Stimme+
Förderung

Vorlesen als Pflicht: Eine Erfolgsgeschichte an der Heilbronner Wartbergschule

   | 
Lesezeit  1 Min
Erfolgreich kopiert!

Auf Vorlesen setzen Grundschulen schon lange. Vor einigen Monaten machte das Kultusministerium Angebote zur Verpflichtung. Ähnliches könnte es bald auch in einem anderen Fach geben.

Zusammen in der Wartbergschule Heilbronn: Thomas Riecke-Baulecke, der das Zentrum für Schulqualität und Lehrerbildung (ZSL) leitet, und Rektorin Tina Riek-Hessenthaler.
Zusammen in der Wartbergschule Heilbronn: Thomas Riecke-Baulecke, der das Zentrum für Schulqualität und Lehrerbildung (ZSL) leitet, und Rektorin Tina Riek-Hessenthaler.  Foto: Gajer, Simon

Anderen Menschen vorlesen, in der Gruppe gemeinsam lesen, darauf setzt die Wartberggrundschule in Heilbronn schon lange. Das Kultusministerium hat vor gut zwei Jahren ein verpflichtendes Lesetraining in den Grundschulen eingefordert. An allen Bildungsstätten wird nun zwei Mal wöchentlich für 20 Minuten laut gelesen.

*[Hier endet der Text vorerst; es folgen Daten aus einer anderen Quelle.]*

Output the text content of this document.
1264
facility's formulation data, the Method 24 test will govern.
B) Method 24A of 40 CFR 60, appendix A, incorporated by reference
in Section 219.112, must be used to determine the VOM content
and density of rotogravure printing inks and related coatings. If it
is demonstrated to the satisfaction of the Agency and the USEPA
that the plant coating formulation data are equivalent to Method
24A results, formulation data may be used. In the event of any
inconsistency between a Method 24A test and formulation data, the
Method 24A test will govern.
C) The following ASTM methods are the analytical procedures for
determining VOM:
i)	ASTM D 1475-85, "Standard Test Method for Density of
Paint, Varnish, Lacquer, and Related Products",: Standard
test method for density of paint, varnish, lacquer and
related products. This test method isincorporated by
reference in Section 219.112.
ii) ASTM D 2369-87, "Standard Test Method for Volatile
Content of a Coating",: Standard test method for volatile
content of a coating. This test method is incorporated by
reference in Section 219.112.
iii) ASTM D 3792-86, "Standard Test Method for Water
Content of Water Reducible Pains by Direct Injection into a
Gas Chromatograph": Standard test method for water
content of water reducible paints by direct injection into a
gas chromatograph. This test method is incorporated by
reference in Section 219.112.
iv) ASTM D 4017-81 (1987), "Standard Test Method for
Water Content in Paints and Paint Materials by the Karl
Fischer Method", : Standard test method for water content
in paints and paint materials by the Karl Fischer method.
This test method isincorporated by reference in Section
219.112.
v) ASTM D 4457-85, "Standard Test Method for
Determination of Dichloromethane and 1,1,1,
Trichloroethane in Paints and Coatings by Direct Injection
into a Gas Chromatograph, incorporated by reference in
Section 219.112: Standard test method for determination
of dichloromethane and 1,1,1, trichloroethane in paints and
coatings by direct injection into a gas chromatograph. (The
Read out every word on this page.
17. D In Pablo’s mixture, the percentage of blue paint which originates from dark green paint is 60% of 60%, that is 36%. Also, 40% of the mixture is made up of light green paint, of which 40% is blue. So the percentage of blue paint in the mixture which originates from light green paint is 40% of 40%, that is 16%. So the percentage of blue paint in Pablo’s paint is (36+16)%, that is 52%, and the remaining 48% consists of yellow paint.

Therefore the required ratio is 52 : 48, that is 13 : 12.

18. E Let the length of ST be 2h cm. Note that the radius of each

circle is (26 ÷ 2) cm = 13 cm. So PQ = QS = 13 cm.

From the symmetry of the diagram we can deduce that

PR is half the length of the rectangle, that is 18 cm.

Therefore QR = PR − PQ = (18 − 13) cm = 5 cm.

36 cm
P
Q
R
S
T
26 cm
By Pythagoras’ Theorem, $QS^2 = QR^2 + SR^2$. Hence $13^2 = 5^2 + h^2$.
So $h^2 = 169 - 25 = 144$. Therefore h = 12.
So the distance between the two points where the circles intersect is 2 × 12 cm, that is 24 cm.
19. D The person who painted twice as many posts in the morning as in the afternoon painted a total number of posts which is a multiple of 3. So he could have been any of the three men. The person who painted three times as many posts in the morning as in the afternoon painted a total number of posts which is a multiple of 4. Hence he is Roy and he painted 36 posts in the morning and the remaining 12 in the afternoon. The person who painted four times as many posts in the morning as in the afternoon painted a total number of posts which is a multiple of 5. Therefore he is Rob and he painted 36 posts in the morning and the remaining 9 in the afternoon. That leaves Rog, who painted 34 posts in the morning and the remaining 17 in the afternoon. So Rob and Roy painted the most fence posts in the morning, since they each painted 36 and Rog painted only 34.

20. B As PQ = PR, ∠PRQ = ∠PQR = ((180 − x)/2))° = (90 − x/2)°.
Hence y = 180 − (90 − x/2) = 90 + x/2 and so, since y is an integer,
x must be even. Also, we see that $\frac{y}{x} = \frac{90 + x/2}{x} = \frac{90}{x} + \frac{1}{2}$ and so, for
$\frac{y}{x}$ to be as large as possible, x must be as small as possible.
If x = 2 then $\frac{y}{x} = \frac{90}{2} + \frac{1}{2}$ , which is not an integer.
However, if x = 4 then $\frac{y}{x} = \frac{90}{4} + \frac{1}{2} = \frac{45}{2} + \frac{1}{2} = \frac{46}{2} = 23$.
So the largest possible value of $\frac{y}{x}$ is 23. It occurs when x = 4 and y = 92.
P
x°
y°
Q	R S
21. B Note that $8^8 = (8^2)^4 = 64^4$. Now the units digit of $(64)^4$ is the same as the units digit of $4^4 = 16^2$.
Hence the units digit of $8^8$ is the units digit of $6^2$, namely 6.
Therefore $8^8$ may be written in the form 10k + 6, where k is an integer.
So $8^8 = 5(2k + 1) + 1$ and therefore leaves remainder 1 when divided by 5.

Das auch an der Wartbergschule aus den freiwilligen Ideen eine Pflicht wurde, hat zu Erfolgen geführt, erzählt Rektorin Tina Riek-Hessenthaler, als sie kürzlich hohen Besuch durch die Schule begleitet: Unter anderem schaut sich Thomas Riecke-Baulecke, der das Zentrum für Schulqualität und Lehrerbildung (ZSL) leitet, die Leseförderung an.

 Wartberggrundschule Heilbronn: Aus dem Vorlesen wird soziales Lernen

Vom Weg der Wartbergschule ist Thomas Riecke-Baulecke begeistert. Als vorbildlich bewertet er beispielsweise Lese-Tandems. Ein guter Schüler und ein schwacher lesen sich gegenseitig vor. Klappt etwas nicht, verbessern sie sich. So wird Vorlesen zu mehr als reiner Lektüre: Die Kinder reden miteinander, sie haben „soziales Lernen beim Lesen“, sagt er.

An der Wartbergschule lesen Kinder auch in der ganzen Klasse zusammen. Von „Lernen im Gleichschritt“ möchte Thomas Riecke-Baulecke nicht sprechen. „Alle Schüler werden aktiviert, alle müssen lesen.“ In spielerischer Form würde an der Wartbergschule vorgelesen. Auch der Beamer an der Tafel kommt zum Einsatz. „Das aktiviert alle.“

Nachholbedarf in Mathe: Möglicherweise auch hier die Pflicht zum Üben

Riecke-Baulecke möchte schauen, wie sich die Lesebänder entwickeln. Bislang gibt es solche verpflichtende Übungen nur in Deutsch. Denkbar sind für ihn ähnliche Angebote ebenfalls in Mathe, denn auch in diesem Fach schnitten Schüler zuletzt bei Leistungsvergleichen sehr schlecht ab. Das ZSL tauscht sich mit dem Kultusministerium in Stuttgart über die Mathe-Angebote aus. Verpflichtende Mathe-Angebote wie schon jetzt beim Vorlesen würde Rektorin Riek-Hessenthaler begrüßen – nicht nur, weil sie selbst Mathe unterrichtet. „Hier ist noch viel Luft nach oben.“

Sorgenkind, das weiß Thomas Riecke-Baulecke, sind in Mathe aber nicht nur die Grundschulen. An weiterführenden Schulen sagten viele Kinder: „Mathe kann ich nicht.“ Die Motivation nehme ab, sagt der Leiter des ZSL. Er selbst nutzt deshalb Möglichkeiten, die Jugendlichen vom Gegenteil zu überzeugen. Einen Hauptschüler ließ er kürzlich nach einem ähnlichen Zitat kurz im Kopf rechnen – klappt doch, merkten sie.